Halaša worked as a clerk lawyer in Dolný Kubín, Slovakia. In 1874, he became an independent lawyer in Martin.

==Acts of Andrej Halaša==
Halaša organized cultural endeavors, aiding in the creation and development of the National House in Martin, its first museum. He also organized cultural festivals such as the "August festival".

He was treasurer of the Slovak National Party and Matica Slovenská (MS) and was an active member of the Bohemian choir.

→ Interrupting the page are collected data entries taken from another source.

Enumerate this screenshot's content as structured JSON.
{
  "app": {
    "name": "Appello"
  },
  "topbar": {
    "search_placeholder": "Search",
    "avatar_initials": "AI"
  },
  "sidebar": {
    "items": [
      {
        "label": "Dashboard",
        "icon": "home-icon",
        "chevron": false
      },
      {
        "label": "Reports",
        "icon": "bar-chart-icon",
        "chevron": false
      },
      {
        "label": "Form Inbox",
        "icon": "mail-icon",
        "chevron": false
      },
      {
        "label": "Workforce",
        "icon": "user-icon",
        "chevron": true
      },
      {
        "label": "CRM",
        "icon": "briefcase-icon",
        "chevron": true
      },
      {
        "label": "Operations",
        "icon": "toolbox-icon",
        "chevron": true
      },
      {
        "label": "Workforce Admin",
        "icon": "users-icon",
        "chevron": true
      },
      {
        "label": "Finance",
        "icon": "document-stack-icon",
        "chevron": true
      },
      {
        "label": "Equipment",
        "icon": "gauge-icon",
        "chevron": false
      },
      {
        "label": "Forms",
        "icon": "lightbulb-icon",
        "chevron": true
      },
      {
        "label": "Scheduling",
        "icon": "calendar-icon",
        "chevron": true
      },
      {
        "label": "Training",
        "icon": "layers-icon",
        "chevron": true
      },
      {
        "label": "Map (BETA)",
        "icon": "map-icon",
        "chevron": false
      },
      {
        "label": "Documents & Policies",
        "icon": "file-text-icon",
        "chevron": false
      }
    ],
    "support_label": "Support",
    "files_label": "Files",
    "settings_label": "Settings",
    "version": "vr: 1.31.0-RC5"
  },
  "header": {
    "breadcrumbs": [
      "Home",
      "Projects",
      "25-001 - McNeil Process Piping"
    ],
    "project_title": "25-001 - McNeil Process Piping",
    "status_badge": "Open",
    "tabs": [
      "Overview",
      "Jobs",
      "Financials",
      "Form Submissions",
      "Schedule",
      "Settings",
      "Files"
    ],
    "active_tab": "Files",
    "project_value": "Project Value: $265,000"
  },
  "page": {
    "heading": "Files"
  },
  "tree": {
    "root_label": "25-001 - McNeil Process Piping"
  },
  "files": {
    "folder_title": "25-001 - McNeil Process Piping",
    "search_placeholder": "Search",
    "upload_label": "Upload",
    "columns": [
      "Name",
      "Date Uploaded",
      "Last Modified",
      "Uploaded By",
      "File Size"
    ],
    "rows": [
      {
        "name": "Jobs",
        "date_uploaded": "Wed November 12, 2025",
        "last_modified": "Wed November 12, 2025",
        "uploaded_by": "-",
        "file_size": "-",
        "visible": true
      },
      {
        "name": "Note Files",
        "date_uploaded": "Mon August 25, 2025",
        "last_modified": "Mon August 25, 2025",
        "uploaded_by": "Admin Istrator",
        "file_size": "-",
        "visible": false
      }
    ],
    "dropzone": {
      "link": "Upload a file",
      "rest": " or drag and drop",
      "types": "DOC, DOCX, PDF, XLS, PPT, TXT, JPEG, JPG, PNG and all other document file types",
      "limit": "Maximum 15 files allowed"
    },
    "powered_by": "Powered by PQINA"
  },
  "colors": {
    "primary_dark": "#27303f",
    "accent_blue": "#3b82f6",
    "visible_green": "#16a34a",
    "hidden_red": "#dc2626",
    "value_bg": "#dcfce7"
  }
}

He translated plays from various languages and edited two theatrical editions. He published two magazines and collected over ten thousand texts of Slovak folk songs. From his early youth, he was involved in the Slovak National group and was a leading character in the cultural areas of theatre, publicity, literature, and research.

Halaša also was an ideologist and publicist of the Slovak National Party, a co-operator of Živena and a book printing society editor and publisher in the Slovak press. In 1888, he helped create the National House. Five years later, he created the Theatre Society and the well known theatre in Martin.